During the briefing with reporters on Thursday, Hagel rejected the notion that the mission wasn't successful because of an intelligence failure.
"The fact is, as you all know, intelligence doesn’t come wrapped in a package with a bow," the secretary said. "It is a mosaic of many pictures of many factors. The enemy always has a say." He added, "This operation, by the way, was flawless, but the hostages were not there."
Chairman of the Joint Chiefs of Staff Army Gen. Martin Dempsey said the decision of whether to release the information about the mission was a policy call, so long as the sources and methods of the raid weren’t revealed.
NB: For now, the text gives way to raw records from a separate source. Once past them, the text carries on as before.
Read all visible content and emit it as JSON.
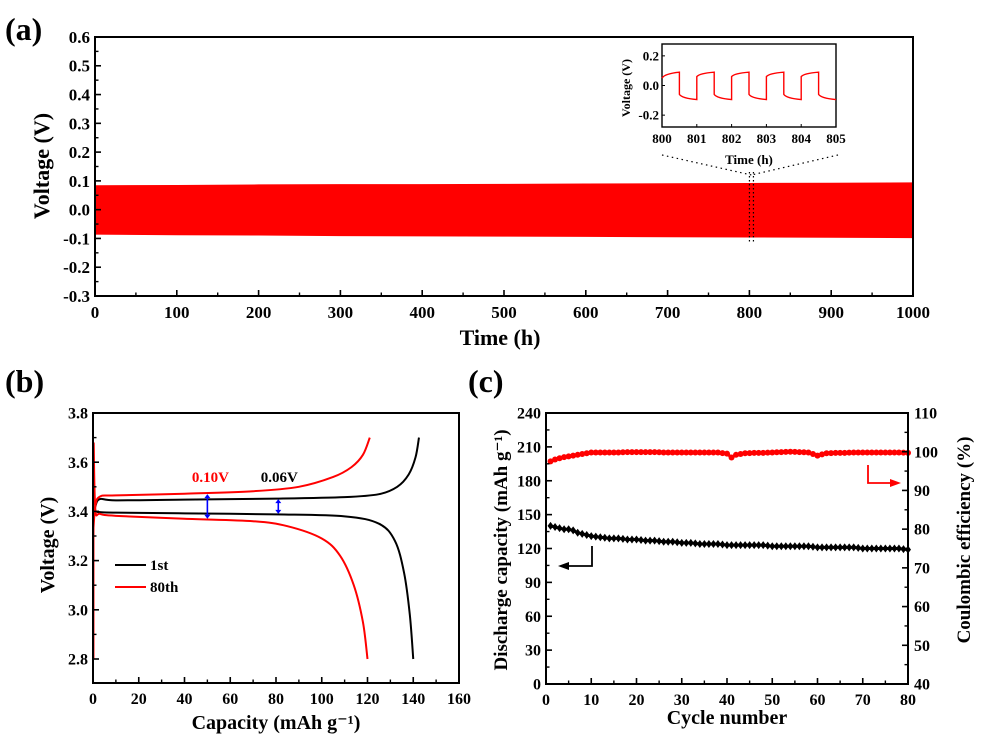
{
  "chart_data": [
    {
      "id": "a",
      "panel_label": "(a)",
      "type": "area",
      "title": "",
      "xlabel": "Time (h)",
      "ylabel": "Voltage (V)",
      "xlim": [
        0,
        1000
      ],
      "ylim": [
        -0.3,
        0.6
      ],
      "xticks": [
        "0",
        "100",
        "200",
        "300",
        "400",
        "500",
        "600",
        "700",
        "800",
        "900",
        "1000"
      ],
      "yticks": [
        "-0.3",
        "-0.2",
        "-0.1",
        "0.0",
        "0.1",
        "0.2",
        "0.3",
        "0.4",
        "0.5",
        "0.6"
      ],
      "series": [
        {
          "name": "voltage profile",
          "color": "#ff0000",
          "x": [
            0,
            100,
            200,
            300,
            400,
            500,
            600,
            700,
            800,
            900,
            1000
          ],
          "upper": [
            0.083,
            0.084,
            0.086,
            0.087,
            0.087,
            0.088,
            0.089,
            0.09,
            0.091,
            0.092,
            0.093
          ],
          "lower": [
            -0.085,
            -0.087,
            -0.088,
            -0.09,
            -0.091,
            -0.092,
            -0.093,
            -0.094,
            -0.095,
            -0.096,
            -0.097
          ]
        }
      ],
      "highlight_x": 802.5,
      "inset": {
        "type": "line",
        "xlabel": "Time (h)",
        "ylabel": "Voltage (V)",
        "xlim": [
          800,
          805
        ],
        "ylim": [
          -0.28,
          0.28
        ],
        "xticks": [
          "800",
          "801",
          "802",
          "803",
          "804",
          "805"
        ],
        "yticks": [
          "-0.2",
          "0.0",
          "0.2"
        ],
        "series": [
          {
            "name": "zoomed voltage",
            "color": "#ff0000",
            "x": [
              800.0,
              800.5,
              800.5,
              801.0,
              801.0,
              801.5,
              801.5,
              802.0,
              802.0,
              802.5,
              802.5,
              803.0,
              803.0,
              803.5,
              803.5,
              804.0,
              804.0,
              804.5,
              804.5,
              805.0
            ],
            "y": [
              0.05,
              0.09,
              -0.06,
              -0.095,
              0.06,
              0.09,
              -0.06,
              -0.095,
              0.06,
              0.09,
              -0.06,
              -0.095,
              0.06,
              0.09,
              -0.06,
              -0.095,
              0.06,
              0.09,
              -0.06,
              -0.095
            ]
          }
        ]
      }
    },
    {
      "id": "b",
      "panel_label": "(b)",
      "type": "line",
      "title": "",
      "xlabel": "Capacity (mAh g⁻¹)",
      "ylabel": "Voltage (V)",
      "xlim": [
        0,
        160
      ],
      "ylim": [
        2.7,
        3.8
      ],
      "xticks": [
        "0",
        "20",
        "40",
        "60",
        "80",
        "100",
        "120",
        "140",
        "160"
      ],
      "yticks": [
        "2.8",
        "3.0",
        "3.2",
        "3.4",
        "3.6",
        "3.8"
      ],
      "legend": {
        "placement": "center-left",
        "entries": [
          "1st",
          "80th"
        ]
      },
      "annotations": [
        {
          "text": "0.10V",
          "color": "#ff0000",
          "x": 50,
          "y1": 3.37,
          "y2": 3.47
        },
        {
          "text": "0.06V",
          "color": "#000000",
          "x": 81,
          "y1": 3.39,
          "y2": 3.45
        }
      ],
      "arrow_color": "#0000ff",
      "series": [
        {
          "name": "1st",
          "color": "#000000",
          "charge": {
            "x": [
              0,
              1,
              3,
              10,
              40,
              80,
              110,
              125,
              133,
              138,
              141,
              142.5
            ],
            "y": [
              3.38,
              3.42,
              3.45,
              3.445,
              3.448,
              3.452,
              3.458,
              3.47,
              3.5,
              3.55,
              3.62,
              3.7
            ]
          },
          "discharge": {
            "x": [
              0,
              1,
              3,
              10,
              40,
              80,
              110,
              125,
              132,
              136,
              138.5,
              140
            ],
            "y": [
              3.4,
              3.4,
              3.397,
              3.395,
              3.392,
              3.388,
              3.38,
              3.35,
              3.28,
              3.15,
              2.98,
              2.8
            ]
          }
        },
        {
          "name": "80th",
          "color": "#ff0000",
          "charge": {
            "x": [
              0,
              1,
              3,
              10,
              40,
              70,
              90,
              105,
              113,
              118,
              121
            ],
            "y": [
              3.3,
              3.42,
              3.46,
              3.465,
              3.472,
              3.482,
              3.5,
              3.54,
              3.58,
              3.63,
              3.7
            ]
          },
          "discharge": {
            "x": [
              0.3,
              1,
              3,
              10,
              40,
              70,
              85,
              100,
              108,
              114,
              118,
              120
            ],
            "y": [
              3.68,
              3.41,
              3.39,
              3.382,
              3.37,
              3.36,
              3.34,
              3.29,
              3.22,
              3.1,
              2.95,
              2.8
            ]
          }
        }
      ]
    },
    {
      "id": "c",
      "panel_label": "(c)",
      "type": "scatter",
      "title": "",
      "xlabel": "Cycle number",
      "ylabel": "Discharge capacity (mAh g⁻¹)",
      "ylabel_right": "Coulombic efficiency (%)",
      "xlim": [
        0,
        80
      ],
      "ylim": [
        0,
        240
      ],
      "ylim_right": [
        40,
        110
      ],
      "xticks": [
        "0",
        "10",
        "20",
        "30",
        "40",
        "50",
        "60",
        "70",
        "80"
      ],
      "yticks": [
        "0",
        "30",
        "60",
        "90",
        "120",
        "150",
        "180",
        "210",
        "240"
      ],
      "yticks_right": [
        "40",
        "50",
        "60",
        "70",
        "80",
        "90",
        "100",
        "110"
      ],
      "series": [
        {
          "name": "Discharge capacity",
          "axis": "left",
          "color": "#000000",
          "x": [
            1,
            2,
            3,
            4,
            5,
            6,
            7,
            8,
            9,
            10,
            12,
            14,
            16,
            18,
            20,
            22,
            24,
            26,
            28,
            30,
            32,
            34,
            36,
            38,
            40,
            42,
            44,
            46,
            48,
            50,
            52,
            54,
            56,
            58,
            60,
            62,
            64,
            66,
            68,
            70,
            72,
            74,
            76,
            78,
            80
          ],
          "y": [
            140,
            139,
            138,
            137,
            137,
            136,
            134,
            133,
            132,
            131,
            130,
            129,
            129,
            128,
            128,
            127,
            127,
            126,
            126,
            125,
            125,
            124,
            124,
            124,
            123,
            123,
            123,
            123,
            123,
            122,
            122,
            122,
            122,
            122,
            121,
            121,
            121,
            121,
            121,
            120,
            120,
            120,
            120,
            120,
            119
          ]
        },
        {
          "name": "Coulombic efficiency",
          "axis": "right",
          "color": "#ff0000",
          "x": [
            1,
            2,
            3,
            4,
            5,
            6,
            7,
            8,
            9,
            10,
            12,
            14,
            16,
            18,
            20,
            22,
            24,
            26,
            28,
            30,
            32,
            34,
            36,
            38,
            40,
            41,
            42,
            44,
            46,
            48,
            50,
            52,
            54,
            56,
            58,
            60,
            62,
            64,
            66,
            68,
            70,
            72,
            74,
            76,
            78,
            80
          ],
          "y": [
            97.5,
            98.0,
            98.3,
            98.6,
            98.8,
            99.0,
            99.2,
            99.4,
            99.6,
            99.8,
            99.8,
            99.8,
            99.8,
            99.9,
            99.9,
            99.9,
            99.9,
            99.8,
            99.8,
            99.8,
            99.8,
            99.8,
            99.8,
            99.8,
            99.5,
            98.5,
            99.2,
            99.6,
            99.7,
            99.7,
            99.8,
            99.9,
            100.0,
            99.9,
            99.8,
            99.0,
            99.6,
            99.7,
            99.7,
            99.8,
            99.8,
            99.8,
            99.8,
            99.8,
            99.8,
            99.7
          ]
        }
      ],
      "axis_arrows": [
        {
          "points_to": "left",
          "color": "#000000"
        },
        {
          "points_to": "right",
          "color": "#ff0000"
        }
      ]
    }
  ]
}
When asked explicitly whether he believed the hostages were at the target location at some point, Dempsey said, "I do."
The Pentagon briefing came hours after Rep. Howard "Buck" McKeon, R-California, chairman of the House Armed Services Committee, called for a federal investigation to determine who leaked information about the mission.
"Successful or not, such operations are incredibly sensitive, even after they have concluded," the congressman said in a release. "Disclosure of these missions puts our troops at risk, reduces the likelihood that future missions will succeed, and risks the lives of hostages and informants alike."
McKeon added, "It is outrageous that someone would be so selfish and short sighted to leak it to the media. Secretary Hagel should investigate this matter immediately and thoroughly to determine who, if anyone, at the Department of Defense was the source of this damaging leak. Likewise, the heads of the other agencies involved should take similar steps."